El Congreso de Brasil propinó este miércoles un fuerte revés al gobierno del presidente Luiz Inácio Lula da Silva, al anular por amplia mayoría tres decretos que aumentaban el impuesto a las operaciones financieras internacionales. La decisión impacta directamente en la estrategia oficial de elevar la recaudación sin recortar programas sociales.
Tanto la Cámara de Diputados como el Senado votaron de forma consecutiva para revocar los decretos firmados por Lula en mayo. Las disposiciones anuladas implicaban un incremento en el Impuesto sobre Operaciones Financieras (IOF), aplicado a transacciones como compras con tarjetas en el exterior, remesas y créditos empresariales.
La medida formaba parte del esfuerzo del Ejecutivo por cumplir con la regla fiscal vigente, que limita el crecimiento del gasto público hasta el final del actual mandato, en 2026. El gobierno estimaba que el aumento del IOF permitiría recaudar cerca de 12.000 millones de reales (unos 2.100 millones de dólares) durante este año.
Para el oficialismo, la decisión legislativa compromete la viabilidad de políticas sociales clave. “La derogación del decreto significa automáticamente una restricción de los programas sociales, perjudicando a los más pobres”, advirtió el diputado Lindbergh Farias, del Partido de los Trabajadores (PT), durante declaraciones a la prensa.
Paradójicamente, incluso partidos aliados al gobierno votaron contra los decretos. La iniciativa para revertirlos fue liderada por el Partido Liberal, fuerza del expresidente Jair Bolsonaro. Desde esa bancada se argumentó que la suba de impuestos tendría un efecto inflacionario y afectaría principalmente a la clase media.
“Lula quiere cumplir la regla fiscal sin abandonar su obsesión por el gasto público descontrolado”, expresó el diputado Luciano Zucco, autor del proyecto de anulación. Durante el debate, su colega Sóstenes Cavalcante tildó al gobierno de “incompetente” y lo acusó de estar centrado únicamente en aumentar la recaudación.
El oficialismo defendió la medida como un mecanismo necesario para sostener el equilibrio fiscal sin aplicar recortes que afecten a los sectores más vulnerables. “Nosotros queremos que los ricos paguen la cuenta”, sostuvo Farias, quien también advirtió que la decisión del Congreso podría forzar al Ejecutivo a ajustar derechos laborales o programas sociales.
El gobierno ya había introducido cambios parciales a los decretos en un intento por moderar las críticas, pero mantuvo puntos clave para no comprometer los ingresos proyectados. Sin embargo, la presión parlamentaria y las señales negativas del mercado terminaron por imponer una marcha atrás definitiva.

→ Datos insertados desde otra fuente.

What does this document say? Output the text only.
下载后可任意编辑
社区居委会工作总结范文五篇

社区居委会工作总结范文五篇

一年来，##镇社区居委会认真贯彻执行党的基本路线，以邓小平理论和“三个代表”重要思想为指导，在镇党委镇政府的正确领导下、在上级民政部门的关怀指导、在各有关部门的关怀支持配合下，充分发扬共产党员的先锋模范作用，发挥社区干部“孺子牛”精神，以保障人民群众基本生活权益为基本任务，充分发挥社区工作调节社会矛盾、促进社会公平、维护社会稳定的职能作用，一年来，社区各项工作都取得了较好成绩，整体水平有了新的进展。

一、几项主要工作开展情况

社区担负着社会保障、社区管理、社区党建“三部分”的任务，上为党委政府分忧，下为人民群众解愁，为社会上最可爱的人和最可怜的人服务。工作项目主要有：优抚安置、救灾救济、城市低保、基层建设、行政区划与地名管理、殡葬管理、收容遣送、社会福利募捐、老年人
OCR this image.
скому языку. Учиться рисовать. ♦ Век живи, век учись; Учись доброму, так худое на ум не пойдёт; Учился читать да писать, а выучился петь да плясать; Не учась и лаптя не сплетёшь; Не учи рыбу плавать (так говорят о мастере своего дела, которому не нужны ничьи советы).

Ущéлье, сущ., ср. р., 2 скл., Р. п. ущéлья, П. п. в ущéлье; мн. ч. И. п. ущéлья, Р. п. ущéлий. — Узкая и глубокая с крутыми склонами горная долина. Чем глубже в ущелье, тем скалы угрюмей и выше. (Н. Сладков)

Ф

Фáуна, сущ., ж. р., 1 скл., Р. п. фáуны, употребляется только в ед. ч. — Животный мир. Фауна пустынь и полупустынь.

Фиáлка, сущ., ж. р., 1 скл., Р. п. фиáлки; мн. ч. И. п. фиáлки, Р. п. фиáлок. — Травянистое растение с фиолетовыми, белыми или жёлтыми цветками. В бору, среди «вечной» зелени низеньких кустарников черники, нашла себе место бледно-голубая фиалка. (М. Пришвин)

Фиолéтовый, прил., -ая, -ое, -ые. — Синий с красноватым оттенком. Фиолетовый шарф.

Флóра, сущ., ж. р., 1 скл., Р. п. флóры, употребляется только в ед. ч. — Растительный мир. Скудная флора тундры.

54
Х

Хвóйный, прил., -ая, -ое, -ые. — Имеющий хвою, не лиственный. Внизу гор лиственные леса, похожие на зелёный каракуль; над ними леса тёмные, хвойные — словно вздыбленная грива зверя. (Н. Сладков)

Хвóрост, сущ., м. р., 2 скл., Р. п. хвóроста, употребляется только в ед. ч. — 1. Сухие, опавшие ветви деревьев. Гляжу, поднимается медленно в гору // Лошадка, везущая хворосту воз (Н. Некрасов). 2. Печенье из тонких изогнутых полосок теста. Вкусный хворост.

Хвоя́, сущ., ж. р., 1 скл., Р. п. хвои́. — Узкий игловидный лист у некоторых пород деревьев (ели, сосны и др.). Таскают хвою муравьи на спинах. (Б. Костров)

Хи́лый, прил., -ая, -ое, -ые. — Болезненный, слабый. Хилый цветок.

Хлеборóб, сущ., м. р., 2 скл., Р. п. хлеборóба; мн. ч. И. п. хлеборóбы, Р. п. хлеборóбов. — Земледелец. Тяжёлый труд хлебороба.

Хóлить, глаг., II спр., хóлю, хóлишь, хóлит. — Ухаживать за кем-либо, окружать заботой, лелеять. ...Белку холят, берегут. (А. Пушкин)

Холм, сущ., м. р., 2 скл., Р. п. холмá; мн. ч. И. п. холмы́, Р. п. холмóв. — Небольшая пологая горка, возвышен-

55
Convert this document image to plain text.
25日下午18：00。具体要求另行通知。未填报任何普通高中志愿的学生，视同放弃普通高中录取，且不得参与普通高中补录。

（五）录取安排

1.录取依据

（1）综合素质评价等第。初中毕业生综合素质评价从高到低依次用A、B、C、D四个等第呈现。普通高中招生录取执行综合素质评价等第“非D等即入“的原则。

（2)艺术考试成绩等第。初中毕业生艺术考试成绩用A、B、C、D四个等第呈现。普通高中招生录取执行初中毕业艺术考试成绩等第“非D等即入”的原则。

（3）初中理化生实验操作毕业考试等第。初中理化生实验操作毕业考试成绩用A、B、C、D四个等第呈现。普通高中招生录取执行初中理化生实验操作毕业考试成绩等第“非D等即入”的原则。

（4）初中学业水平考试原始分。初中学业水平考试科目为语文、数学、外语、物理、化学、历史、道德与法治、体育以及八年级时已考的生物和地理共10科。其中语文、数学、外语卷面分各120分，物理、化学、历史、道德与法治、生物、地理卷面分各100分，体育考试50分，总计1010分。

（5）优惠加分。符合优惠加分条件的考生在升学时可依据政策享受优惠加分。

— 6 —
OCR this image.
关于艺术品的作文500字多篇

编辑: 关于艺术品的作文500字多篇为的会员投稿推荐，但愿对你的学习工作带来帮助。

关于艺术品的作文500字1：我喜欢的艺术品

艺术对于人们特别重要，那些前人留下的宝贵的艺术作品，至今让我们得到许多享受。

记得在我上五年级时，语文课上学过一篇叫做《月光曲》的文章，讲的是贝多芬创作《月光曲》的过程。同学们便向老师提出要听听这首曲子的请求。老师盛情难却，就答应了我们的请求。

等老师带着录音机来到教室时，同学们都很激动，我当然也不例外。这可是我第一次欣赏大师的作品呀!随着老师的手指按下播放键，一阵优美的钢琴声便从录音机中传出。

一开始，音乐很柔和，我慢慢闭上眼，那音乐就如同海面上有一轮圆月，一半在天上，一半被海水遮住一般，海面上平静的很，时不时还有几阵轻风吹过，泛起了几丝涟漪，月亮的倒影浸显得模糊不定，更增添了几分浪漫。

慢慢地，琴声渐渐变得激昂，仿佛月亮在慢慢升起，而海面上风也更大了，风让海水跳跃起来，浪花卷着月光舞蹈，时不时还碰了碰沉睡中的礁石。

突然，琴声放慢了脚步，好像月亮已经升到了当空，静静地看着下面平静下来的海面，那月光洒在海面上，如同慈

El contexto económico tampoco juega a favor del oficialismo. En mayo, la inflación interanual alcanzó el 5,32%, y a inicios de año, el real brasileño cayó a su nivel más bajo frente al dólar tras la presentación de un proyecto para eximir del impuesto a la renta a sectores de ingresos medios.
Si bien la moneda brasileña ha mostrado cierta recuperación, las dudas persisten sobre la capacidad del gobierno de Lula para mantener la confianza de los mercados sin hacer concesiones políticas que afecten su agenda social. El debate sobre cómo financiar el Estado sin aumentar la presión fiscal o sacrificar derechos, queda más abierto que nunca.